Ensign is appealing to that important GOP primary niche: The voter who doesn’t care if Ensign had an affair with his wife’s best friend who was also his best friend’s wife or that he had his parents pay off the couple or that he then creepily tried to find the cuckolded husband a job or that he is a world-class hypocrite for being a public morality enforcer while being a private adulterer or that he voted to raise taxes on every American (after saying how awful it would be to do so in a recession) or that he sponsored tens of millions in earmarks (after complaining about profligate federal spending).

This is your candidate, Tea Party?

If you take away his personal failings, rank hypocrisy and ethical transgressions, Ensign is a GOP exemplar. He also has aligned himself with the Jim DeMint-Tom Coburn wing of the Republican caucus, the deficit hawks who have made slashing spending the holy grail. (You also may recall that Coburn, a doctor, is Ensign’s gynecologist, having claimed doctor-patient privilege at the onset of the Ensign scandal and who Ensign’s former best friend says tried to negotiate a deal to buy the humiliated family’s silence, which Coburn denies. They are all honorable men.)

Heller is in an enviable position as he can wait for a few months to see how many factors play out: Whether Ensign’s near-fatal negative rating turns fatal. Whether Ensign raises any money. Whether the National Republican Senatorial Committee quietly signals it will support Heller. Whether Sharron Angle decides to get into the Senate race — a three-way race may be Ensign’s only salvation.
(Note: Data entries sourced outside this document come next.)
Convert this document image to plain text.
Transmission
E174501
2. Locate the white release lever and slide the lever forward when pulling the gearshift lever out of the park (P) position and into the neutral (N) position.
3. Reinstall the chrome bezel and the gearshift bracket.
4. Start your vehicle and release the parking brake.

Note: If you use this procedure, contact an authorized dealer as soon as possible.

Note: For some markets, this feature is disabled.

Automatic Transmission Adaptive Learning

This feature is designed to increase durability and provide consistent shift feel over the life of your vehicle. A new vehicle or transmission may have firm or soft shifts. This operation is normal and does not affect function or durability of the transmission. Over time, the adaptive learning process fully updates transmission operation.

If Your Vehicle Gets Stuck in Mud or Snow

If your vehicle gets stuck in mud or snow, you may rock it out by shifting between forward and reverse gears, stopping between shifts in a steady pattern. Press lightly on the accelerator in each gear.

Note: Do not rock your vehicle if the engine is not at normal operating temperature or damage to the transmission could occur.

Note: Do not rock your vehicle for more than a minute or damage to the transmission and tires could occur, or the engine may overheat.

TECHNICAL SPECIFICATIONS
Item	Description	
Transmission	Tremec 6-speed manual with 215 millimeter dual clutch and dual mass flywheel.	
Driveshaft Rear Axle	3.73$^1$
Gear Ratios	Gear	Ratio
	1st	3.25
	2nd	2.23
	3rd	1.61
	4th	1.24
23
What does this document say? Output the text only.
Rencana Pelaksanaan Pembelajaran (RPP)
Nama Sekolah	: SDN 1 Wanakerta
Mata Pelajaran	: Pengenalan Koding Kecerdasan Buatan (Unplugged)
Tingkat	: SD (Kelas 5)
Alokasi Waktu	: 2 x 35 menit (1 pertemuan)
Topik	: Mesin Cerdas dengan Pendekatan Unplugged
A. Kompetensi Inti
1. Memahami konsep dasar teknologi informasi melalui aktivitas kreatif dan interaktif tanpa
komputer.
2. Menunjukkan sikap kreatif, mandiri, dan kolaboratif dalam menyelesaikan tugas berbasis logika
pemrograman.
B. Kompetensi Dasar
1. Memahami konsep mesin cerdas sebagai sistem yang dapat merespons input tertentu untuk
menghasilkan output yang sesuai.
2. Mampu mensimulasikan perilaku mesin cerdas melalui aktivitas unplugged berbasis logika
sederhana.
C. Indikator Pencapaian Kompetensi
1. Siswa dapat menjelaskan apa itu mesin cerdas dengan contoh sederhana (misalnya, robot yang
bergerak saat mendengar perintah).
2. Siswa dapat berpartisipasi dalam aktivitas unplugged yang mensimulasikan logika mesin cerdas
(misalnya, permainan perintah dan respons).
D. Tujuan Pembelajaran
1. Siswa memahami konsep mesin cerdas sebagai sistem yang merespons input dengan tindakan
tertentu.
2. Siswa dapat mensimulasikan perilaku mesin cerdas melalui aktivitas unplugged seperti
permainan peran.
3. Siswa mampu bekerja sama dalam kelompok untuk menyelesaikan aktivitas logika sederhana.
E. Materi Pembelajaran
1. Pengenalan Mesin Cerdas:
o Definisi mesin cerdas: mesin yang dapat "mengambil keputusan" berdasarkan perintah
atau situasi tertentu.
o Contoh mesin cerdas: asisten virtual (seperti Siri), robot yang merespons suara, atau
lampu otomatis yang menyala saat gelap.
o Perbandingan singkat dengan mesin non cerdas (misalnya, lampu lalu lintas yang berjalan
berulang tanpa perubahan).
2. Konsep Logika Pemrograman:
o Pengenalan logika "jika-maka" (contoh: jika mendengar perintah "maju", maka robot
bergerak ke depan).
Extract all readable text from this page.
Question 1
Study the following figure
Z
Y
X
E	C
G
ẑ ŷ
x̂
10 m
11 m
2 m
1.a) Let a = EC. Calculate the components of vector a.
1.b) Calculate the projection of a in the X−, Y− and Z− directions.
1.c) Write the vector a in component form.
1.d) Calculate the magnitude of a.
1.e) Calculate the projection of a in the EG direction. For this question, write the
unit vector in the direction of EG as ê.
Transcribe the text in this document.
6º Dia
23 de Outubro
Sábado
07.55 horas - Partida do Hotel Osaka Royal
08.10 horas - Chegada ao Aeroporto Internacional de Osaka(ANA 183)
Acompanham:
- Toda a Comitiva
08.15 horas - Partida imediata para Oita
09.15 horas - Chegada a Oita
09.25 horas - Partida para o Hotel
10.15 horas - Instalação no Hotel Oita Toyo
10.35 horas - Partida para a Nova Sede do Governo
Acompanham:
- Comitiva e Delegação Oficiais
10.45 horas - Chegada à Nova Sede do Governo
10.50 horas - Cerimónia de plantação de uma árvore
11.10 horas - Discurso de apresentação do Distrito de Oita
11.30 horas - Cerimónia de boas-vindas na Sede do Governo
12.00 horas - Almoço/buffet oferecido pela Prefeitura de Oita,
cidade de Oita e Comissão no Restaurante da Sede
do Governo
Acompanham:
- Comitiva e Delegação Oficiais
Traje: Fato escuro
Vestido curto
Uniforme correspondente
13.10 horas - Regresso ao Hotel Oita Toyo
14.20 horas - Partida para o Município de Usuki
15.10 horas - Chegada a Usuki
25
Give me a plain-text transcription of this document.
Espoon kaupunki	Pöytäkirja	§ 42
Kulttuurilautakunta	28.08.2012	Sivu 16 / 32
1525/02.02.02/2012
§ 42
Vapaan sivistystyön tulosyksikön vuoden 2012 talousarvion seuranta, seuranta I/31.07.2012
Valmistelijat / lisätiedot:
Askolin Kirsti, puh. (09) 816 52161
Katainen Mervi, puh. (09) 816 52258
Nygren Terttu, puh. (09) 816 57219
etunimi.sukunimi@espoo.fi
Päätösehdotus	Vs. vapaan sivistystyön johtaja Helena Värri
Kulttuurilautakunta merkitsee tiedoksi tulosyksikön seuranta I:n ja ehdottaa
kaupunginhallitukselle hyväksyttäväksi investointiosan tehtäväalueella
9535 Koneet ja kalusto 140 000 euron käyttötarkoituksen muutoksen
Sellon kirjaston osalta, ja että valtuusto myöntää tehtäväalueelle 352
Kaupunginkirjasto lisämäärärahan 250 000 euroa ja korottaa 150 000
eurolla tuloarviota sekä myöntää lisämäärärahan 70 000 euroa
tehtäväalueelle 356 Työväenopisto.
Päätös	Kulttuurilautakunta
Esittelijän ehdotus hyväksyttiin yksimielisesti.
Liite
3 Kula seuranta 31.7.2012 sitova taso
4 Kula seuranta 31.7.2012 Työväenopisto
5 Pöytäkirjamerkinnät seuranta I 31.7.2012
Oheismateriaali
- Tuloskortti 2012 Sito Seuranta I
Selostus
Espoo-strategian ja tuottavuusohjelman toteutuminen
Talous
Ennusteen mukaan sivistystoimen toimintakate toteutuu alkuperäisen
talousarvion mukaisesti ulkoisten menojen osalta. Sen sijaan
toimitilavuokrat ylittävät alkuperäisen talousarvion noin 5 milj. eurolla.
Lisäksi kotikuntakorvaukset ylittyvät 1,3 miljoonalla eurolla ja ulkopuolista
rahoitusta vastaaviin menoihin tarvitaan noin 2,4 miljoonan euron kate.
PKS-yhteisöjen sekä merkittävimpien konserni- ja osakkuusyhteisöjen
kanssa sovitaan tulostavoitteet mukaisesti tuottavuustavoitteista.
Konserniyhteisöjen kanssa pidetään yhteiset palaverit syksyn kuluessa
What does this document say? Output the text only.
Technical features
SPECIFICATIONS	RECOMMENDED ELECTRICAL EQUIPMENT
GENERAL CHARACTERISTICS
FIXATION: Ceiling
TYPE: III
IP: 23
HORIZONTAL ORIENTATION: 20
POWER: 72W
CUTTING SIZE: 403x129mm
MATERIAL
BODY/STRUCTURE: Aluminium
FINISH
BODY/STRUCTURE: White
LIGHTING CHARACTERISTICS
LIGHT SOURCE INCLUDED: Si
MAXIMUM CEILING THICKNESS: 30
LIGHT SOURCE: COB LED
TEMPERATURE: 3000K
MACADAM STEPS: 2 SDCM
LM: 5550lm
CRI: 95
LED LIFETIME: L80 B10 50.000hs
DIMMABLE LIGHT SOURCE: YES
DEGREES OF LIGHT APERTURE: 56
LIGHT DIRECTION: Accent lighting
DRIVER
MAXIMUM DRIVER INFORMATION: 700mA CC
The senator’s biggest worry — if reality ever intrudes in Ensignville — should be that Republicans are good at terminating wounded incumbents. (See Gibbons, Jim, 2010.)

I don’t underestimate the Democrats’ ability to muck this up, either — Rep. Shelley Berkley will be well funded if she runs but may have serious problems outside Southern Nevada. And if the congresswoman doesn’t take the leap, the Democrats may have a crowded field that could inure to the GOP’s benefit.

Whatever happens, judging from the events of last week, forgetting this year’s apparently unforgettable U.S. Senate race may be easier than I thought, thanks to Ensign and Heller.